Nací el 17
de febrero de 1989. Mi padre, Víctor, y mi madre, Raquel, estaban muy
preocupados, ya que nací dos meses prematuro. Me tuvieron una semana y tres
días en la incubadora; y, al parecer, no fue suficiente. Me llevaron a casa
junto a mi hermana mayor, Blanca, que parece ser que, cuando descubrió mi par
de ojos azules, y los comparó con sus pequeños ojos negros, no dudó un segundo
en intentar arrebatármelos. Probó todo tipo de técnicas: pegarme los párpados
con celo, con una barra de pegamento... Pero nada sirvió; mis ojos seguían tan
resplandecientes como siempre.
Vivíamos en
un país en el cual, los ojos azules, se consideraban un símbolo de riqueza y
suerte en el futuro.
Pasaron tres
años desde el día de mi nacimiento hasta que Blanca dejó de intentar cambiar
mis ojos.
Empecé las
clases en un colegio público llamado: “Colegio de la igualdad”.
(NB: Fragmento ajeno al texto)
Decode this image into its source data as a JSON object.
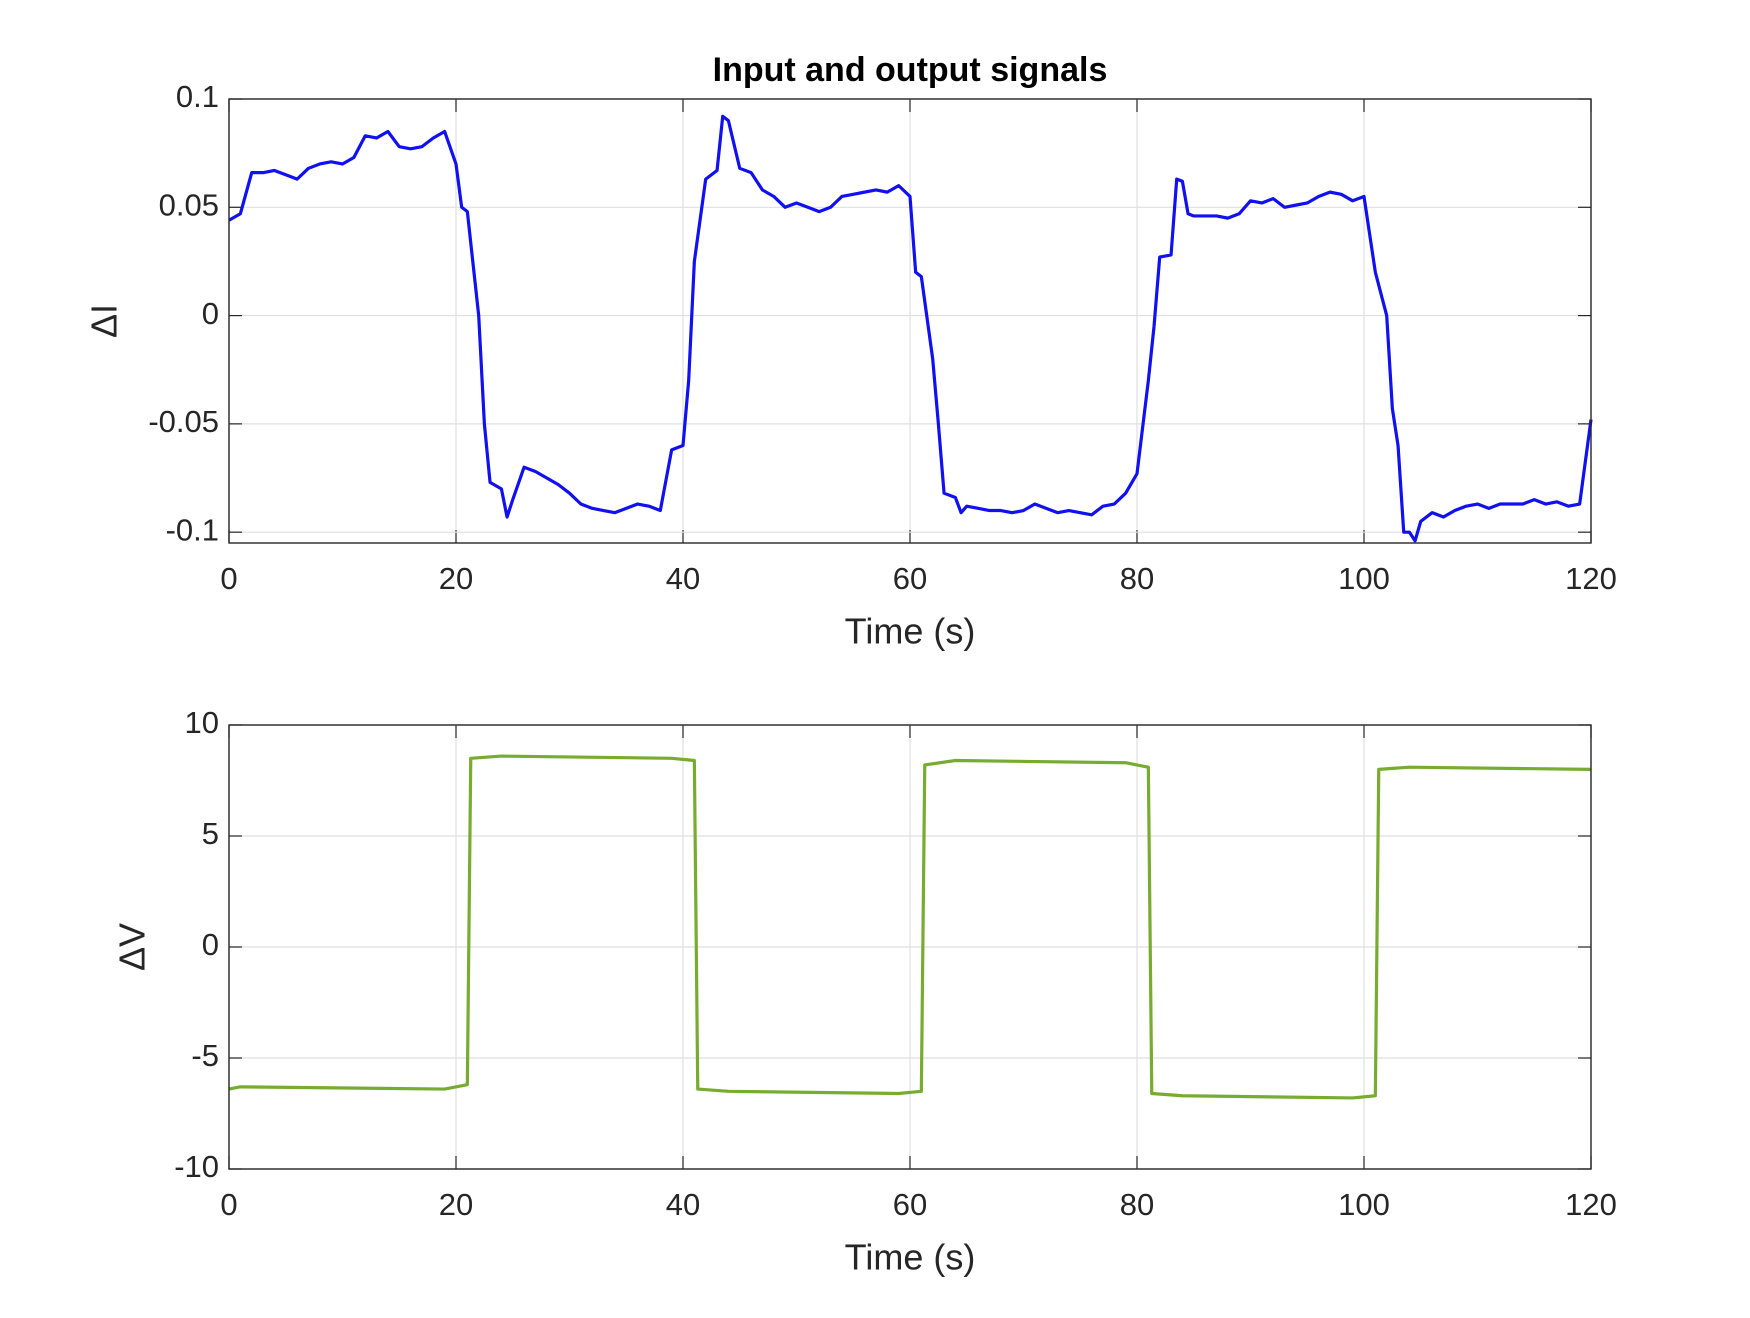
{
  "chart_data": [
    {
      "type": "line",
      "title": "Input and output signals",
      "xlabel": "Time (s)",
      "ylabel": "ΔI",
      "color": "#1010f0",
      "grid": true,
      "xlim": [
        0,
        120
      ],
      "xticks": [
        0,
        20,
        40,
        60,
        80,
        100,
        120
      ],
      "ylim": [
        -0.105,
        0.1
      ],
      "yticks": [
        -0.1,
        -0.05,
        0,
        0.05,
        0.1
      ],
      "x": [
        0,
        1,
        2,
        3,
        4,
        5,
        6,
        7,
        8,
        9,
        10,
        11,
        12,
        13,
        14,
        15,
        16,
        17,
        18,
        19,
        20,
        20.5,
        21,
        22,
        22.5,
        23,
        24,
        24.5,
        25,
        26,
        27,
        28,
        29,
        30,
        31,
        32,
        33,
        34,
        35,
        36,
        37,
        38,
        39,
        40,
        40.5,
        41,
        42,
        43,
        43.5,
        44,
        45,
        46,
        47,
        48,
        49,
        50,
        51,
        52,
        53,
        54,
        55,
        56,
        57,
        58,
        59,
        60,
        60.5,
        61,
        62,
        62.5,
        63,
        64,
        64.5,
        65,
        66,
        67,
        68,
        69,
        70,
        71,
        72,
        73,
        74,
        75,
        76,
        77,
        78,
        79,
        80,
        81,
        81.5,
        82,
        83,
        83.5,
        84,
        84.5,
        85,
        86,
        87,
        88,
        89,
        90,
        91,
        92,
        93,
        94,
        95,
        96,
        97,
        98,
        99,
        100,
        101,
        102,
        102.5,
        103,
        103.5,
        104,
        104.5,
        105,
        106,
        107,
        108,
        109,
        110,
        111,
        112,
        113,
        114,
        115,
        116,
        117,
        118,
        119,
        120
      ],
      "values": [
        0.044,
        0.047,
        0.066,
        0.066,
        0.067,
        0.065,
        0.063,
        0.068,
        0.07,
        0.071,
        0.07,
        0.073,
        0.083,
        0.082,
        0.085,
        0.078,
        0.077,
        0.078,
        0.082,
        0.085,
        0.07,
        0.05,
        0.048,
        0.0,
        -0.05,
        -0.077,
        -0.08,
        -0.093,
        -0.085,
        -0.07,
        -0.072,
        -0.075,
        -0.078,
        -0.082,
        -0.087,
        -0.089,
        -0.09,
        -0.091,
        -0.089,
        -0.087,
        -0.088,
        -0.09,
        -0.062,
        -0.06,
        -0.03,
        0.025,
        0.063,
        0.067,
        0.092,
        0.09,
        0.068,
        0.066,
        0.058,
        0.055,
        0.05,
        0.052,
        0.05,
        0.048,
        0.05,
        0.055,
        0.056,
        0.057,
        0.058,
        0.057,
        0.06,
        0.055,
        0.02,
        0.018,
        -0.02,
        -0.05,
        -0.082,
        -0.084,
        -0.091,
        -0.088,
        -0.089,
        -0.09,
        -0.09,
        -0.091,
        -0.09,
        -0.087,
        -0.089,
        -0.091,
        -0.09,
        -0.091,
        -0.092,
        -0.088,
        -0.087,
        -0.082,
        -0.073,
        -0.03,
        -0.005,
        0.027,
        0.028,
        0.063,
        0.062,
        0.047,
        0.046,
        0.046,
        0.046,
        0.045,
        0.047,
        0.053,
        0.052,
        0.054,
        0.05,
        0.051,
        0.052,
        0.055,
        0.057,
        0.056,
        0.053,
        0.055,
        0.02,
        0.0,
        -0.043,
        -0.06,
        -0.1,
        -0.1,
        -0.104,
        -0.095,
        -0.091,
        -0.093,
        -0.09,
        -0.088,
        -0.087,
        -0.089,
        -0.087,
        -0.087,
        -0.087,
        -0.085,
        -0.087,
        -0.086,
        -0.088,
        -0.087,
        -0.048
      ]
    },
    {
      "type": "line",
      "xlabel": "Time (s)",
      "ylabel": "ΔV",
      "color": "#77ac30",
      "grid": true,
      "xlim": [
        0,
        120
      ],
      "xticks": [
        0,
        20,
        40,
        60,
        80,
        100,
        120
      ],
      "ylim": [
        -10,
        10
      ],
      "yticks": [
        -10,
        -5,
        0,
        5,
        10
      ],
      "x": [
        0,
        1,
        19,
        21,
        21.3,
        24,
        39,
        41,
        41.3,
        44,
        59,
        61,
        61.3,
        64,
        79,
        81,
        81.3,
        84,
        99,
        101,
        101.3,
        104,
        120
      ],
      "values": [
        -6.4,
        -6.3,
        -6.4,
        -6.2,
        8.5,
        8.6,
        8.5,
        8.4,
        -6.4,
        -6.5,
        -6.6,
        -6.5,
        8.2,
        8.4,
        8.3,
        8.1,
        -6.6,
        -6.7,
        -6.8,
        -6.7,
        8.0,
        8.1,
        8.0
      ]
    }
  ]
}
Desgraciadamente, su nombre no tenía nada que ver con lo que pasaba en él.
Había niños de todas las razas: colombianos, africanos, chinos... Incluso había
algún español. Pero ningún alemán. Todos los niños me tenían envidia por mis
ojos y no querían estar conmigo; todos menos uno. Este se llamaba Charlie.
Charlie era
moreno y muy bajito. También era, quizás, la persona más justa que he conocido.
Su padre era judío, y su madre, americana protestante.
El abuelo
de Charlie había sido perseguido por los nazis e incluso había trabajado en un
campo de concentración. Cada vez que yo iba
a casa de Charlie, me lo pasaba genial escuchando las “batallitas” de su
abuelo.
Un día,
Charlie vino a clase pálido como la nieve y sin expresión alguna en la cara. Me
contó que, el día anterior, murió su abuelo. Yo no sabía qué decirle; claro,
tenía cinco años. Pasaron unos días hasta que Charlie se calmó. Pero lo que yo
no sabía era que lo pero estaba por llegar. La semana siguiente, mi madre cayó
enferma. Ella me decía que se había constipado; y yo, inocente niño, me lo
creía. No me preocupaba, pues un constipado lo tenía cualquiera; hasta que, dos
años después, descubrí que no era simple constipado. Era el temido: CÁNCER. Mi
madre, murió a los dos meses de mi hábil descubrimiento. Fue una etapa dura;
pero, con la ayuda de Charlie, lo superé.
Charlie era
mi mejor amigo. Pasaba todo el tiempo con él. Jugábamos, reíamos... e incluso
teníamos un escondite secreto. Este escondite se trataba de una especie de
cueva, pero mucho más acogedora, estaba cubierta de hiedra. Una hiedra verde
que le daba a la cueva un toque cálido y familiar. Allí pasábamos la mayor
parte del tiempo. Hasta que, un día, cuando llegamos allí, vimos la cueva
demolida.
Había sido
obra de unos chicos mayores a los que, la gente del pueblo, llamaban skins.
Iban siempre con motos y vestían de negro. Charlie me decía que tenía miedo de
ellos porque, según él, le odiaban por ser su padre judío.
Un día,
Charlie, me invitó a merendar a su casa. Cuando llegué, vi que la puerta estaba
abierta. Todo estaba desastrado y roto. Escuché unos lloros en la cocina.
Cuando entré, vi a la madre de Charlie llorando desconsoladamente. Yo tenía la
vista nublada, veía que su madre sostenía algo entre sus brazos. Al poco
tiempo, me di cuenta que era Charlie. Tenía una mancha de sangre, en el mismo
sitio. MI cerebro no quería creerse lo que sus ojos veían. Era la imagen que,
ahora, se me repite cada noche en mis sueños.
No me cabe
duda de que, aquel día, fue el último de mi infancia.